Tout, dans Mirage, respire la grande tradition du boom-bap new-yorkais, mais filtrée par un œil européen qui sait doser l’espace, la tension et la dramaturgie sonore. Les caisses claquent comme des portes métalliques dans un hall d’immeuble, les basses rampent au ras du bitume, les samples suintent l’asphalte humide d’un soir d’hiver. Et au-dessus de ce décor noir et dense, DJ Fly — quadruple champion du monde DMC — cisèle des scratchs qui ne sont pas de simples ornements, mais des armes rythmiques, tranchantes, presque chorégraphiques.
L’alchimie est rare : chacun des MCs habite la prod à sa manière, Eto en éclaireur inquiétant, Edo G en sage des ruelles, Masta Ace en conteur qui plie le temps.
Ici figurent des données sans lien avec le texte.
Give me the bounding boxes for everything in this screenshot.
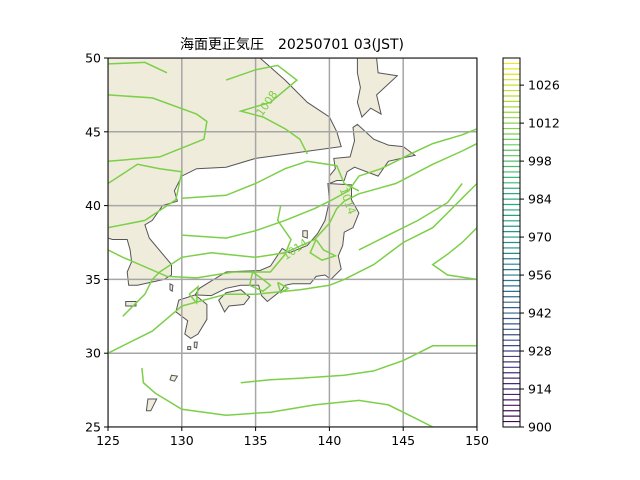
land-sakhalin — [356, 58, 399, 118]
isobar-line — [240, 345, 477, 384]
colorbar-tick-label: 900 — [528, 420, 552, 435]
y-tick-label: 35 — [85, 272, 101, 287]
land-tsushima — [169, 282, 174, 293]
isobar-line — [181, 128, 477, 239]
colorbar-levels — [503, 62, 520, 423]
land-tanegashima — [193, 341, 198, 349]
land-amami — [169, 374, 179, 382]
x-tick-label: 130 — [170, 433, 194, 448]
colorbar-tick-label: 956 — [528, 268, 552, 283]
y-tick-label: 25 — [85, 420, 101, 435]
x-tick-label: 145 — [391, 433, 415, 448]
colorbar-tick-label: 998 — [528, 154, 552, 169]
y-tick-label: 30 — [85, 346, 101, 361]
colorbar-tick-label: 914 — [528, 382, 552, 397]
isobar-line — [276, 281, 290, 294]
x-tick-label: 125 — [96, 433, 120, 448]
isobar-line — [122, 142, 477, 317]
land-mainland-asia — [108, 58, 342, 286]
isobar-line — [225, 64, 308, 155]
isobar-line — [188, 285, 199, 305]
land-shikoku — [218, 289, 251, 313]
colorbar: 900 914 928 942 956 970 984 998 1012 1026 — [502, 57, 560, 435]
isobar-line — [108, 94, 208, 163]
land-sado — [302, 230, 308, 239]
isobar-line — [108, 61, 168, 74]
isobar-line — [108, 182, 477, 354]
y-tick-label: 50 — [85, 51, 101, 66]
colorbar-frame — [502, 57, 521, 428]
x-tick-label: 135 — [244, 433, 268, 448]
land-okinawa — [145, 398, 158, 412]
x-tick-label: 150 — [465, 433, 489, 448]
isobar-line — [181, 160, 360, 199]
colorbar-tick-label: 1012 — [528, 116, 560, 131]
isobar-line — [141, 367, 434, 427]
colorbar-ticks: 900 914 928 942 956 970 984 998 1012 1026 — [520, 78, 560, 435]
isobar-line — [431, 227, 477, 281]
land-hokkaido — [328, 123, 417, 185]
isobar-line — [309, 239, 338, 262]
colorbar-tick-label: 970 — [528, 230, 552, 245]
isobar-line — [108, 163, 183, 229]
isobar-line — [248, 271, 272, 293]
colorbar-tick-label: 984 — [528, 192, 552, 207]
isobar-line — [358, 183, 463, 251]
gridlines — [108, 58, 477, 427]
colorbar-tick-label: 942 — [528, 306, 552, 321]
colorbar-tick-label: 928 — [528, 344, 552, 359]
y-axis-ticks: 25 30 35 40 45 50 — [85, 51, 108, 435]
colorbar-tick-label: 1026 — [528, 78, 560, 93]
isobar-contours — [108, 61, 477, 427]
x-axis-ticks: 125 130 135 140 145 150 — [96, 427, 489, 448]
y-tick-label: 45 — [85, 124, 101, 139]
x-tick-label: 140 — [317, 433, 341, 448]
land-yakushima — [187, 346, 192, 350]
map-frame — [107, 57, 478, 428]
map-title: 海面更正気圧 20250701 03(JST) — [180, 37, 404, 53]
y-tick-label: 40 — [85, 198, 101, 213]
Mirage, lui, joue le rôle du metteur en scène invisible, capable d’unir des sensibilités et des époques dans un seul et même plan-séquence sonore.
Si Mirage est un avant-goût de Background Check, alors l’album à venir s’annonce comme un manifeste : celui d’un hip-hop qui ne cède rien à la nostalgie mais en garde la noblesse, la discipline et la rudesse, tout en affirmant que ses racines sont toujours vivantes — et armées.